Main Screen Last summer I wrote an Android app. It was my first Java in more than a decade and mostly my intent was to figure out what this platform was all about. I needed something fairly easy but it still had to touch on many aspects of the user interface and use enough API calls to be a good learning vehicle. A dice bias/fairness testing app seemed a good fit.

The idea for this sprung from my recent use of dice for Bitcoin wallet seed generation. I had done a bit of research into whether dice were good for this or had noticeable bias. I came across an exellent pair of blogs posts on Delta's D&D Hotspot from several years earlier, where he laid out the details of using Pearson's Chi-Square Test for evaluating dice. A later post also goes into more detail about the "power" of this test. Both are well worth reading if you care about evaluating dice bias and the math behind it.

I'm not much of a mathematician. I could never really handle the theorems and proofs side but I was not bad at actually using calculus, differential equations and linear algebra. I gathered enough from the above articles to move ahead and work out the code for the basic math for this app. To the best of my knowledge, and from testing, it appears to work correctly. Regardless, I have had a couple responses from users where they are greatly disappointed in the fairness of common (usually cheap round edged) dice.

The overall idea was that using the Chi-Square test meant jotting down dice values from a large set of rolls, and then doing a few calculations to give a statistical indicator of fairness. Stats Screen It seemed like an app could save the manual work, and also allow for keeping a dice log so that you could keep doing an ongoing evaluation (while using the dice in a game of some sort). This is what apps are good for - removing the grunt work.

Having coded it up over a few days I tested a few dice and some coins. Then I promptly put it aside and forgot about it. Come around to December and I thought why not put this up in the app store for others to use? That's when I discovered you actually have to pay to put an app on the Google App Store, and I wasn't too much interested in that. I did check a few other options and found I could put it on Amazon for free. So that's what I did. Over the next month I think I had one single download. Obviously there isn't much interest in Dice Testing, or maybe Amazon App Store isn't popular, or both possibilties combined.

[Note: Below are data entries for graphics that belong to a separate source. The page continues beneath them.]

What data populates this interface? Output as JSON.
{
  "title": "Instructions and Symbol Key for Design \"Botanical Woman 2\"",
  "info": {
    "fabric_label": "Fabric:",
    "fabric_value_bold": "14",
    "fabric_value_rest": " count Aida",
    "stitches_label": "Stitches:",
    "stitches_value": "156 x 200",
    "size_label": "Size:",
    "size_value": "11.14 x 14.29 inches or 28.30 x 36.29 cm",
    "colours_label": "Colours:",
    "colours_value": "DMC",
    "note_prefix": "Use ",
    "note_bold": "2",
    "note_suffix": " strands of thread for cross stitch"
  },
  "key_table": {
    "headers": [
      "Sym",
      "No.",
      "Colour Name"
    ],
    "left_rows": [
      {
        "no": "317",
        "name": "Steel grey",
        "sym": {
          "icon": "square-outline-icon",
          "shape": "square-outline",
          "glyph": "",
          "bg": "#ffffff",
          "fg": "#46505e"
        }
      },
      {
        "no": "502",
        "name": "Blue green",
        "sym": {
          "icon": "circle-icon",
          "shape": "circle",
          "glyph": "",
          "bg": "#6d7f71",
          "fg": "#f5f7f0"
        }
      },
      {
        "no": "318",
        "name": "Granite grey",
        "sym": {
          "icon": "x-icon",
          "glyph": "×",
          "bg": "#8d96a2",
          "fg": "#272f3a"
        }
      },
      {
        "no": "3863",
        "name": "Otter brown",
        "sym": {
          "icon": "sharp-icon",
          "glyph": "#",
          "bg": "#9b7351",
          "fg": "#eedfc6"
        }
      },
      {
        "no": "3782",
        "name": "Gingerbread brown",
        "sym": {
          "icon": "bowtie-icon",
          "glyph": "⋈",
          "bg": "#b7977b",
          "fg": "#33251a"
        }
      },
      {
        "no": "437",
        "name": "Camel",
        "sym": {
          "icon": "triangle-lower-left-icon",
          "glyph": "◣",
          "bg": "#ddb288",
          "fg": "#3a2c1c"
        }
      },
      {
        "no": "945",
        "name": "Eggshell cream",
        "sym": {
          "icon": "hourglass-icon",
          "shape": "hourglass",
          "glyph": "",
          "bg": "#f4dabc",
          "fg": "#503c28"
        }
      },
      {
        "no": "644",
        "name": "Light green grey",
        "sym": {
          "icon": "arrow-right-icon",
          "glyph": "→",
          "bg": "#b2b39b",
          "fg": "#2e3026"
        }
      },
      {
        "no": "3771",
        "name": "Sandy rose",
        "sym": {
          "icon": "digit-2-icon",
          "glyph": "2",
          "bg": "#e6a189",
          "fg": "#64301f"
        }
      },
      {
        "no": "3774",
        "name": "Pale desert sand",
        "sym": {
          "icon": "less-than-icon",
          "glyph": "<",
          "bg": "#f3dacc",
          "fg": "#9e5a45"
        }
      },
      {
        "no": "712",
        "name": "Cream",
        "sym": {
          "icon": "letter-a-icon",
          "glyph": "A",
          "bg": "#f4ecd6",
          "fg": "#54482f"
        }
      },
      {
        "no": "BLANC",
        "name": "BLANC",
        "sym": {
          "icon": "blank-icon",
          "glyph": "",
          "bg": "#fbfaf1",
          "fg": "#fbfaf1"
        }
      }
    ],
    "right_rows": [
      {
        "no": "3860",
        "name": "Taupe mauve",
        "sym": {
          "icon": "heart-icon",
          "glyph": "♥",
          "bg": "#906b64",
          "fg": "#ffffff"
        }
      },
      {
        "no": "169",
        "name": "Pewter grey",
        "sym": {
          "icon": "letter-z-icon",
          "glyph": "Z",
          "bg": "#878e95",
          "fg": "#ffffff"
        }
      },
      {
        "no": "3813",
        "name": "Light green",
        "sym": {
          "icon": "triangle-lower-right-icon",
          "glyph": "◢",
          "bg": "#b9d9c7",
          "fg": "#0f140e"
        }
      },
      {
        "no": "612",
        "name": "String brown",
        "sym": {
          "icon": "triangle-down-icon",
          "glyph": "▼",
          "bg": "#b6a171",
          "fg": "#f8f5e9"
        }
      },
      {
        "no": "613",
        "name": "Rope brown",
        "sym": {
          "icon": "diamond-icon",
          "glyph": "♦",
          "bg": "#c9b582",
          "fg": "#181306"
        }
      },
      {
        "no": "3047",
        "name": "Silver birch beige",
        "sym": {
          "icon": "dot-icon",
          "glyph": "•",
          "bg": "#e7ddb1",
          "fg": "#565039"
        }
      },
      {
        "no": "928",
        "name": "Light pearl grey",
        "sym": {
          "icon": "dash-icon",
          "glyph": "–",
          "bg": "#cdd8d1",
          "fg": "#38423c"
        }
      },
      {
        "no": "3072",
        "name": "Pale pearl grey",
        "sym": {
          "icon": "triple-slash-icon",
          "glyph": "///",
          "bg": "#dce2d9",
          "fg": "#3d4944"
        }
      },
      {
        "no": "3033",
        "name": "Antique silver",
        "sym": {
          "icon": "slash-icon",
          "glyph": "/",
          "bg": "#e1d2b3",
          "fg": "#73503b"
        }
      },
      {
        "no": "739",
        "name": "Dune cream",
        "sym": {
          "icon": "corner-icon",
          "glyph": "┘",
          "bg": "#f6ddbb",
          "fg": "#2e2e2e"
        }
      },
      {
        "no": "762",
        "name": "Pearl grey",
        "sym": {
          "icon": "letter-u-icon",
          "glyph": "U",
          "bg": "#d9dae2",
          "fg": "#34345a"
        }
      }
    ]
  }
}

After coming across some dice questions on /r/Bitcoin last month I also put up on Github the same signed APK for reddit users to test out. I kind of hinted at eventually releasing the source code. Today I finally added an MIT open source license and put up everything (with signed APK for those not wanting to build it). All part of my new efforts to be more social, build up a web presence, or in other words "actually do something" for a change. I think I'll also look at submitting it to F-Droid as well - but they make it sound somewhat arduous.

Maybe some netizens will actually build it, use it, test'em dice. Let me know if you do. Cheers.